Since the number of 3's depends on the sizes of the exponents, the question can be rephrased:

Is y>w?

Statement 1: w>y.
Thus, we know that (3^w)(2^v) / (5^z)(3^y)(2^x) will NOT require dividing by a power of 3, indicating that (3^w)(2^v) / (5^z)(3^y)(2^x) will be a terminating decimal.
Sufficient.

Statement 2: v>x.
No information about whether y>w.
Insufficient.

The correct answer is A.

Unfortunately, w v z y x are not exponents, I just double checked the original question.

Mom4MBA wrote:

If v,w,x,y are non-negative integers, and a=3w2v b=5z3y2x is a/b a terminating decimal?

(1) w>y
(2) v>x

so far, only 6 out of 85 people answered correctly

people will definitely give you wrong answer if you give them wrong question. you should have mentioned the powers properly. Had you written properly, it wasn't a tough question.
a=3^w 2^v b=5^z 3^y 2^x

Nope, I just double checked the original question ,they are not exponents.

xxpatzz wrote:

GMATGuruNY wrote:

xxpatzz wrote:If v,w,x,y are non-negative integers, and a=3w2v b=5z3y2x is a/b a terminating decimal?

(1) w>y
(2) v>x

so far, only 6 out of 85 people answered correctly

Please help.

I'm assuming that w, v, x, y and z are exponents and that the question is asking:

Is (3^w)(2^v) / (5^z)(3^y)(2^x) a terminating decimal?
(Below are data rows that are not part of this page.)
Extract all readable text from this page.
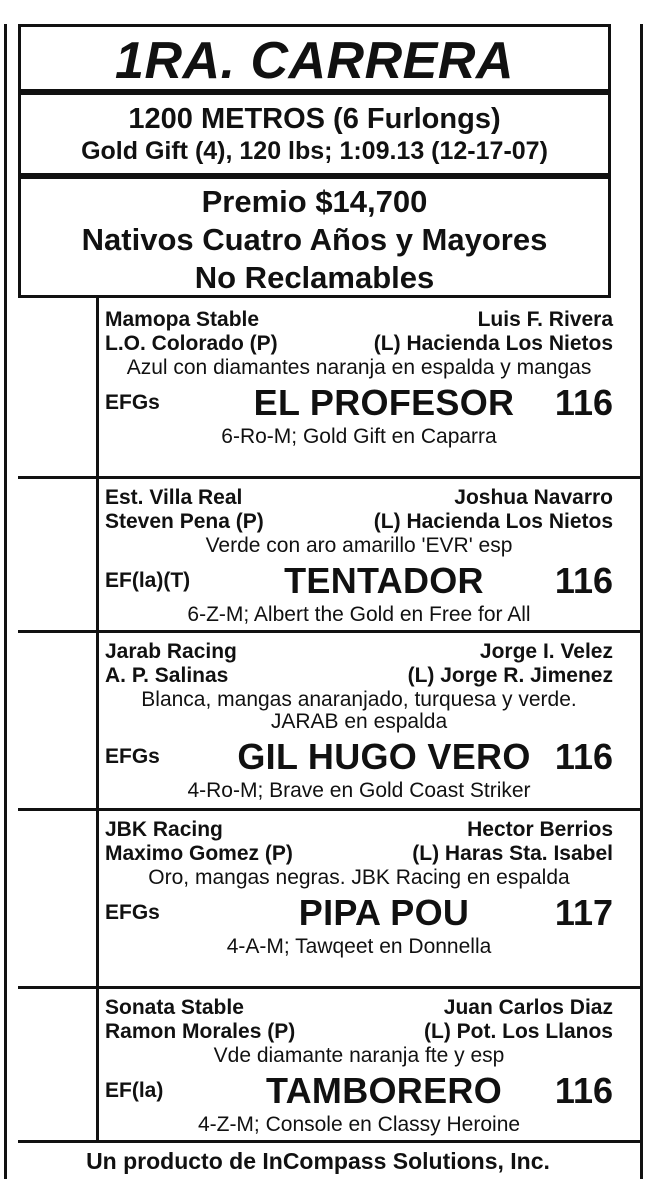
1RA. CARRERA
1200 METROS (6 Furlongs)
Gold Gift (4), 120 lbs; 1:09.13 (12-17-07)
Premio $14,700
Nativos Cuatro Años y Mayores
No Reclamables
Mamopa Stable	Luis F. Rivera
L.O. Colorado (P)	(L) Hacienda Los Nietos
Azul con diamantes naranja en espalda y mangas
EFGs	EL PROFESOR	116
6-Ro-M; Gold Gift en Caparra
Est. Villa Real	Joshua Navarro
Steven Pena (P)	(L) Hacienda Los Nietos
Verde con aro amarillo 'EVR' esp
EF(la)(T)	TENTADOR	116
6-Z-M; Albert the Gold en Free for All
Jarab Racing	Jorge I. Velez
A. P. Salinas	(L) Jorge R. Jimenez
Blanca, mangas anaranjado, turquesa y verde. JARAB en espalda
EFGs	GIL HUGO VERO 116
4-Ro-M; Brave en Gold Coast Striker
JBK Racing	Hector Berrios
Maximo Gomez (P)	(L) Haras Sta. Isabel
Oro, mangas negras. JBK Racing en espalda
EFGs	PIPA POU	117
4-A-M; Tawqeet en Donnella
Sonata Stable	Juan Carlos Diaz
Ramon Morales (P)	(L) Pot. Los Llanos
Vde diamante naranja fte y esp
EF(la)	TAMBORERO	116
4-Z-M; Console en Classy Heroine
Un producto de InCompass Solutions, Inc.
Dividing by a power of 2 results in a terminating decimal:
1/2 = .5
1/2² = .25
1/2³ = .125
etc.

Dividing by a power of 5 results in a terminating decimal:
1/5 = .2
1/5² = .04
1/5³ = .008
etc.

Dividing by a power of 3 results in a non-terminating decimal:
1/3 = .33333...
1/3² = .11111...
1/3³ = .037037037...

Thus, we need to know whether (3^w)(2^v) / (5^z)(3^y)(2^x) will require dividing by a power of 3.
If there are more 3's in the denominator than in the numerator, then (3^w)(2^v) / (5^z)(3^y)(2^x) will require dividing by a power of 3.
Since the number of 3's depends on the sizes of the exponents, the question can be rephrased:

Is y>w?

Statement 1: w>y.
Thus, we know that (3^w)(2^v) / (5^z)(3^y)(2^x) will NOT require dividing by a power of 3, indicating that (3^w)(2^v) / (5^z)(3^y)(2^x) will be a terminating decimal.
Sufficient.

Statement 2: v>x.
No information about whether y>w.
Insufficient.

The correct answer is A.

Unfortunately, w v z y x are not exponents, I just double checked the original question.

If v, w, x, y, and z are not exponents:

a/b = (3w2v)/(5z3y2x) = (vw)/(5xyz).

The following combinations satisfy both statements:
w=2, y=1, v=2, x=1, z=1.
a/b = (vw)/(5xyz) = (2*2)/(5*1*1*1) = .8.

w=2, y=1, v=2, x=1, z=12.
a/b = (vw)/(5xyz) = (2*2)/(5*1*1*12) = .0666666...

Since in the first case a/b is a terminating decimal and in the second case a/b is not a terminating decimal, the correct answer is E.

I still suspect that the variables are supposed to represent exponents. Otherwise, the question would need to specify that x, y and z are non-ZERO so that a/b is always defined. The word non-NEGATIVE seems more appropriate for exponents; this restriction guarantees that the denominator will not include fractions.

learning is if denominator can be expressed in terms of 2^x * 5^y. then it is terminating decimal.
else it will be always a non terminating decimal with 3^w and 7^k coming into picture.